Wirtschaftsprofessor Harald Simons spricht im PNN-Interview über die Schwarmstadt Potsdam, warum die Zuzügler ihre Jobs gar nicht unbedingt hier suchen und warum die Entwicklung Gift für die Peripherie ist.

Stand:

Herr Simons, Sie erforschen Schwarmstädte Deutschlands, Städte, die heute viele Menschen anziehen. Auch Potsdam zählt zu diesen Boomtowns. Wer schwärmt denn hierher, die Bayern und Hamburger?

Nein, die gerade nicht, zumindest nicht in signifikantem Ausmaß. Die Wanderungen, die wir heute beobachten, vollziehen sich nicht über große Distanzen. Es sind vor allem Brandenburger und einige aus Sachsen-Anhalt, die nach Potsdam kommen – wenn sie nicht nach Berlin oder Rostock gehen. Die Prignitz oder Ostprignitz-Ruppin verlieren deutlich junge Einwohner. Und die gehen zuerst nach Rostock, dann nach Potsdam, Schwerin, Berlin und Hamburg. Man bleibt ungefähr im 200-Kilometer-Radius. Wir sehen in vielen ländlichen Räumen und Städten Deutschlands eine Abwanderung, die sich in den Schwarmstädten konzentriert.

Also kommen noch mehr Studierende nach Potsdam?

Nein, das ist nur der kleinere Teil des Schwarms. Potsdam gewinnt vor allem auch bei den 25- bis 30-Jährigen hinzu. Das macht eine Schwarmstadt aus.
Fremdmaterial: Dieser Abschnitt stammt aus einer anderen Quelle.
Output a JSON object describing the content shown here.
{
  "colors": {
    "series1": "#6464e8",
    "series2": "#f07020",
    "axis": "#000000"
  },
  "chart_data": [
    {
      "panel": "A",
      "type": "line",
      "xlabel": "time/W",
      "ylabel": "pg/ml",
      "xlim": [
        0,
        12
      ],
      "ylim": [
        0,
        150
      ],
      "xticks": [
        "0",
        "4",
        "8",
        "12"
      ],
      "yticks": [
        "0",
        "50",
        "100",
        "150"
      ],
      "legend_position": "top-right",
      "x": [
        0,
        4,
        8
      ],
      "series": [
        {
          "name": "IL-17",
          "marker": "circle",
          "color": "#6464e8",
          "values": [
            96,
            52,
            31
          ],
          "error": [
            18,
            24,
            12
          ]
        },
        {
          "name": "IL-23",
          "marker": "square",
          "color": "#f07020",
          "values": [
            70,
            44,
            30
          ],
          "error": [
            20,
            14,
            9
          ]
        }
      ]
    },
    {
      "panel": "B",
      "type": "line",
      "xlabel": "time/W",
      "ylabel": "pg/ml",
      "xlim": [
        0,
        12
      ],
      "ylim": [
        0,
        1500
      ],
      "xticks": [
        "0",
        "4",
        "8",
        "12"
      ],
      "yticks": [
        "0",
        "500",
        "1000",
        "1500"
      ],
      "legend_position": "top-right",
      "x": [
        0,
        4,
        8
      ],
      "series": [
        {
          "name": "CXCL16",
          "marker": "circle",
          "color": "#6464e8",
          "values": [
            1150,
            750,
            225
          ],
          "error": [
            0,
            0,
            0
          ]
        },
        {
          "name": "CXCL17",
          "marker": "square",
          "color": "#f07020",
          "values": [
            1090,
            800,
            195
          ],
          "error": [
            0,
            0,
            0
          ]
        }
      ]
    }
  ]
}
Der Unterschied zu den altbekannten Studienstädten wie Würzburg oder Tübingen ist, dass die sehr stark bei den Studierenden hinzu gewinnen, aber bei den Berufsanfängern verlieren.

Schwärmen nicht gerade auch ältere Menschen nach Potsdam?
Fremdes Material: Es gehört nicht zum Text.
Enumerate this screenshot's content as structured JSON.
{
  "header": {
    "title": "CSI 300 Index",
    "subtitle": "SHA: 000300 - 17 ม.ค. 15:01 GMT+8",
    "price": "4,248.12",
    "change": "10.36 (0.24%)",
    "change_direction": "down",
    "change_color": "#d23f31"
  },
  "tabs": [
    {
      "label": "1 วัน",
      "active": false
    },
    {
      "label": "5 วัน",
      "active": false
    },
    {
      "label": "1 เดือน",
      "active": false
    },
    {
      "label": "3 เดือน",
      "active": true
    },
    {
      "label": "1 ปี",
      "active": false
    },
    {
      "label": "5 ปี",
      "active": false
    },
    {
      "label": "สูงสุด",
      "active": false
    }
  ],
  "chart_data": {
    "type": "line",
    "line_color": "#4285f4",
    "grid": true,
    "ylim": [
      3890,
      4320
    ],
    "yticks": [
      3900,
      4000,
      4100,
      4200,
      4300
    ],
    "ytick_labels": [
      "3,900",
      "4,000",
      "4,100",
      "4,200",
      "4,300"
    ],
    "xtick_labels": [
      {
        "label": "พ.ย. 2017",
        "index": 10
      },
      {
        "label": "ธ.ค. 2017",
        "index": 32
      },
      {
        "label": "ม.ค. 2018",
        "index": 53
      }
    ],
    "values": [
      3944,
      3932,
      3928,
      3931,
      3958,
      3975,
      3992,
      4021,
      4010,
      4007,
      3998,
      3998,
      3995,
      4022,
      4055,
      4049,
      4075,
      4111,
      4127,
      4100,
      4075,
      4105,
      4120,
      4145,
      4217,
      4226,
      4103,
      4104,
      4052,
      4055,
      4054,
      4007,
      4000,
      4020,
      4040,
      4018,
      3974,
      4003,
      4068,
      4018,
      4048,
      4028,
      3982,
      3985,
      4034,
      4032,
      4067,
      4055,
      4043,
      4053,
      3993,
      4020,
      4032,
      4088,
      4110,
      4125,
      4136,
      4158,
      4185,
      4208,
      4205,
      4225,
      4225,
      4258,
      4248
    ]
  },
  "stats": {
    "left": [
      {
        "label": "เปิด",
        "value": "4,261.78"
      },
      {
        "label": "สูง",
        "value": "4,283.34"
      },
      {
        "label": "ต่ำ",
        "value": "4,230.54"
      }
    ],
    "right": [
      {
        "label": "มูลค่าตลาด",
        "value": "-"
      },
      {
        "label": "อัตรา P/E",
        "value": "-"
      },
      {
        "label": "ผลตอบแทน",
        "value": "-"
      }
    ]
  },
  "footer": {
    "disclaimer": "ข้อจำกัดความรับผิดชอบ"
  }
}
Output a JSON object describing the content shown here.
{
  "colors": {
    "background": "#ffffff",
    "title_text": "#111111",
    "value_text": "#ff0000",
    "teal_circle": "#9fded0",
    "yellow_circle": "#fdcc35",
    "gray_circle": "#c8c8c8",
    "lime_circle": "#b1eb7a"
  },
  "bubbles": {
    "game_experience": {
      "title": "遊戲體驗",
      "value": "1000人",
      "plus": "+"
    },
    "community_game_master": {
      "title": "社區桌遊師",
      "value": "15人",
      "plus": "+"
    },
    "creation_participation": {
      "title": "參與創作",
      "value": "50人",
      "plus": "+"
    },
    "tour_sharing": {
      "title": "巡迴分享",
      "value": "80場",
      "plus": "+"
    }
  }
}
Tatsächlich gehört Potsdam auch hier zu den Gewinnern. Es gibt einen kleinen Altenschwarm, der meist aus den großen Städten kommt. Aber das sind Peanuts im Vergleich zu den jüngeren Zuzüglern. Die Älteren verlassen vor allem die teuren, großen Städte wie München, Stuttgart, Düsseldorf oder Köln. Die Küste und der Alpenrand gewinnen hinzu sowie einige Städte wie Leipzig, Landshut, Schwerin, Potsdam, Baden-Baden und Weimar.

Kommen die Berufsanfänger wegen der Arbeitsplätze nach Potsdam?

Nein. Das ist das eigentlich Überraschende. Das Schwarmverhalten betrifft nicht wirklich die Arbeitsplätze. Wir sehen vielmehr einen sehr starken Zustrom in wirtschaftlich eher schwache Städte. Die Stadt mit der größten Anziehungskraft in Deutschland ist aktuell Leipzig, vor München! Im Vergleich zu Städten wie Ulm oder Pforzheim ist dort wirtschaftlich aber weniger los. Die 25- bis 30-Jährigen ziehen nicht dem Job hinterher. Jobs sind zwar wichtig, aber weniger, als man glaubt. In Dessau und Merseburg wächst die Zahl der Arbeitsplätze, sie verlieren aber trotzdem Einwohner. Wenn in Merseburg Jobs entstehen, gewinnt Leipzig – von den Jobs in Dessau profitieren Berlin und Halle. Das heißt, man zieht zwar irgendwie schon dem Job hinterher, aber will trotzdem in einer schönen, lebendigen Stadt wohnen und ist bereit, dafür lange Arbeitswege in Kauf zu nehmen.

Das klingt nach einer ganz neuen Entwicklung.

Bisher war aus ländlichen Regionen ein starker Pendlerstrom in die städtischen Regionen unterwegs. In den vergangenen zehn Jahren hat sich nun ein Gegenstrom dazu etabliert. Leute, die aus den neuen Schwarmstädten heraus aufs Land pendeln, weil sie da einen Job gefunden haben aber in der Stadt wohnen wollen. Die Züge von Berlin nach Wolfsburg sind morgens immer voll. In München pendelt mittlerweile ein Viertel der Arbeitnehmer aus der Stadt heraus. Die Studenten der Viadrina pendeln von Berlin nach Frankfurt (Oder). Heute ist die Wohnortattraktivität das Entscheidende. Man zieht dorthin, wo es einem gefällt. Und wenn man dort keinen Arbeitsplatz findet, pendelt man halt notgedrungen zum Arbeitsplatz.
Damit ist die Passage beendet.